According to the reasoning of the judgment below, the court below held that among the facts charged in this case against the defendant, the defendant assaulted the victim at night and inflicted a knife on the road, which is a dangerous object, against the crime of violation of the Punishment of Violences, etc. Act. The court below's above legislation and decision are just, and there is no violation of law of misunderstanding of legal principles as to the Punishment of Violences,

The Supreme Court Decision 62M20 Decided May 10, 1962 cited in the ground of appeal is related to the case where Article 1 of the Punishment of Violences, etc. Act (amended by Act No. 625 of Jun. 20, 1961) provides that "the purpose of this Act is to punish a person who disturbs social order and creates social anxiety by committing an act of violence, etc. collectively or habitually." Since the purpose of this Act (amended by Act No. 1108 of Jul. 14, 1962) is to punish a person who commits an act of violence, etc. collectively, habitually or at night, it is inappropriate to invoke the judgment in this case under the former Act before the amendment. The ground of appeal disputing this point is not acceptable.

B. According to the provisions of Article 232(3) and (1) of the Criminal Procedure Act, in a case where a crime cannot be prosecuted against the clearly expressed will of the victim, a declaration of wishing to punish may be made not later than the time the judgment of the court of first instance is rendered, and the subsequent declaration of wish has no effect (see Supreme Court Decision 86Do325, Mar. 25, 1986).

The records reveal that the victim expressed his/her wish not to punish the defendant on May 26, 200, which was after the court of first instance rendered a decision to the court below on May 26, 2000. Thus, the court below's decision not to dismiss the prosecution on each of the charges of this case is just, and there is no error of law in the misapprehension of legal principles as to the crime of no punishment for failing to punish the defendant.
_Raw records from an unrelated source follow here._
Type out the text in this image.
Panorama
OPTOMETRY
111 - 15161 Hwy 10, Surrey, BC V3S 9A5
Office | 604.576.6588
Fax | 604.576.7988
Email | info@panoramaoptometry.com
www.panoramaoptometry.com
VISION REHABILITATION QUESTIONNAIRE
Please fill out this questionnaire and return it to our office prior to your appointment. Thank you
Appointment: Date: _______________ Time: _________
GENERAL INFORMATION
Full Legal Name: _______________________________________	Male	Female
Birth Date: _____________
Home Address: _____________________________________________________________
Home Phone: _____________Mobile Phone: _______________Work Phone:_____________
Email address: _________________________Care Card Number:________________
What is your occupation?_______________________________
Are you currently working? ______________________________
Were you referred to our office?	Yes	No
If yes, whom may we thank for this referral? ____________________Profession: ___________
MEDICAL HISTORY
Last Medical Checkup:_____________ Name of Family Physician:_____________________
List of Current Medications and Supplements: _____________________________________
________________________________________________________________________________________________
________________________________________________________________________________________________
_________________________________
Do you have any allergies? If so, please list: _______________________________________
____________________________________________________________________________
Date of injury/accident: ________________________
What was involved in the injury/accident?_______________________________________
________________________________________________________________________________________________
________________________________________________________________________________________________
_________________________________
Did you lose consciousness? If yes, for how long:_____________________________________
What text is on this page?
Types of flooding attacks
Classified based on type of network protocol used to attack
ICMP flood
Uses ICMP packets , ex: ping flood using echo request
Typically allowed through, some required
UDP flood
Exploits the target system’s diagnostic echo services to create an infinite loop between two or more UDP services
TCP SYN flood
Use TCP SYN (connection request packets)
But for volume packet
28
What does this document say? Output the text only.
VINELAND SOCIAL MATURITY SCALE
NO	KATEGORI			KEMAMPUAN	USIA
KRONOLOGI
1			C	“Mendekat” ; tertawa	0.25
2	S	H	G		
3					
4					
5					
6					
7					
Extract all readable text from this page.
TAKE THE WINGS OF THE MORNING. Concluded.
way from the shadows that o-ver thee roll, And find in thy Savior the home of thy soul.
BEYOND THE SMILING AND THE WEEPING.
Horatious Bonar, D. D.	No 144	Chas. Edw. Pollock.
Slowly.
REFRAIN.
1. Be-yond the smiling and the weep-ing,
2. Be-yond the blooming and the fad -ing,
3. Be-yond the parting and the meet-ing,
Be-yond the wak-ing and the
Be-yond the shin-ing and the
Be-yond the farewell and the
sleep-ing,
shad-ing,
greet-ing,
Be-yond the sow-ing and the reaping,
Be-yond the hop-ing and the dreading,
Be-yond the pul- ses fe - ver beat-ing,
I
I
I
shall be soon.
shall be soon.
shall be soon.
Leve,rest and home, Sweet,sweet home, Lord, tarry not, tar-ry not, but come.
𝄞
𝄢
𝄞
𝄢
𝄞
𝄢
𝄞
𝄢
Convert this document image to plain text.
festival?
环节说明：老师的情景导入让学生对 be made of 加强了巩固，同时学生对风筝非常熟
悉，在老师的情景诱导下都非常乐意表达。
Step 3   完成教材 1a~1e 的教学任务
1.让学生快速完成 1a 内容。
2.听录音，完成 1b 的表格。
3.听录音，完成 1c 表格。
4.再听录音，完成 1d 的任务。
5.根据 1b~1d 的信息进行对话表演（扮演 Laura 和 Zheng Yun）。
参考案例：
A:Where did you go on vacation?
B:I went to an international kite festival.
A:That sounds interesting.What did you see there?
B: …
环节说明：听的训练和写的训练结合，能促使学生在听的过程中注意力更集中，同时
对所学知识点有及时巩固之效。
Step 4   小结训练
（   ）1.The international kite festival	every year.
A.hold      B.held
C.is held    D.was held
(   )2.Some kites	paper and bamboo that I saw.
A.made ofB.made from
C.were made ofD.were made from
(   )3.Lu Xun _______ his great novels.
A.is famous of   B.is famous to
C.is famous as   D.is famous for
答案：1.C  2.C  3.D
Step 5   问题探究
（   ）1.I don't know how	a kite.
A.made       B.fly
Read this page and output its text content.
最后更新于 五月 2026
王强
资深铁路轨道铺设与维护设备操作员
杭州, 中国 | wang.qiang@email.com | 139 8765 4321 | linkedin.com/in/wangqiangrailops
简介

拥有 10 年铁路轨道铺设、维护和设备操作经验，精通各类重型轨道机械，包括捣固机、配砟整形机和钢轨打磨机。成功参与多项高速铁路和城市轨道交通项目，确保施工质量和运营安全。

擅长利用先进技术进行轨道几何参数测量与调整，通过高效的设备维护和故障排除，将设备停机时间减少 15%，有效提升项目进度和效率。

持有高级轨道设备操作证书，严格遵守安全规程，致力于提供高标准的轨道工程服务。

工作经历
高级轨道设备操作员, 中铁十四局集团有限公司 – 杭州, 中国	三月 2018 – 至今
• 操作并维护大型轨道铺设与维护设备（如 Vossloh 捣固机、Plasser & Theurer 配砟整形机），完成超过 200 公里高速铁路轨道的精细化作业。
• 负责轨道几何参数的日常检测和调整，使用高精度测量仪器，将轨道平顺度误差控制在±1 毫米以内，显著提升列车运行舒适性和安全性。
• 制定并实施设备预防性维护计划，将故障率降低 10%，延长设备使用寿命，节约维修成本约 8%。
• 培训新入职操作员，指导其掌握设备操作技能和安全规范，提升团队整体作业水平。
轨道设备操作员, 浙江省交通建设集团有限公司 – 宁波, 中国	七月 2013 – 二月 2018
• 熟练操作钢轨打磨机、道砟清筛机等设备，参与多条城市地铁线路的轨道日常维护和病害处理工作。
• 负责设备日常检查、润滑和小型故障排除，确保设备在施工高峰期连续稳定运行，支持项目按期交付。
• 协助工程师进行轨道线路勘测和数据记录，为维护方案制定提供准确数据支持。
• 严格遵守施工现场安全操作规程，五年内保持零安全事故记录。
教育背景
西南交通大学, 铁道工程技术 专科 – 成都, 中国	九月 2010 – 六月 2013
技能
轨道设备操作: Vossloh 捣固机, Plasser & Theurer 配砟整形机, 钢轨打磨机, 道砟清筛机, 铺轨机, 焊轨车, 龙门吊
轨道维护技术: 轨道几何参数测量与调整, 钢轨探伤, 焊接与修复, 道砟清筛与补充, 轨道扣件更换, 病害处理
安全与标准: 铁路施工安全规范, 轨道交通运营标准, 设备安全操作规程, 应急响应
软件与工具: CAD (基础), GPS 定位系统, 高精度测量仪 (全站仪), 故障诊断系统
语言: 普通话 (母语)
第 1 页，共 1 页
The ground of appeal

2. As to the Defendant’s ground of appeal

The gist of the grounds of appeal by the defendant is that the victim is the spouse of the defendant, and the crime of this case constitutes a crime of domestic violence under Article 2 subparagraph 3 of the Act on Special Cases concerning the Punishment, etc. of Crimes of Domestic Violence, the victim expressed his wish not to punish the defendant, and the defendant's age, character and conduct, home environment and motive of the crime of this case, circumstances before and after the crime of this case, etc., it is necessary to impose the same protective disposition under the same Act rather than sentencing to the defendant. Thus, the judgment of the court below which sentenced the defendant to the punishment of this case is reversed and the defendant'

However, as in the instant case, the reason why the sentence of imprisonment with labor and one year and six months is unreasonable is not a legitimate ground for appeal, and the issue of whether it is reasonable to impose a protective disposition on a prosecuted case which constitutes criminal domestic violence at the discretion of the judge is determined by the discretion of the judge. Therefore, the ground for appeal on this point is not acceptable.

3. Therefore, the appeal shall be dismissed, and part of the number of detention days after the appeal shall be included in the original sentence. It is so decided as per Disposition by the assent of all participating Justices.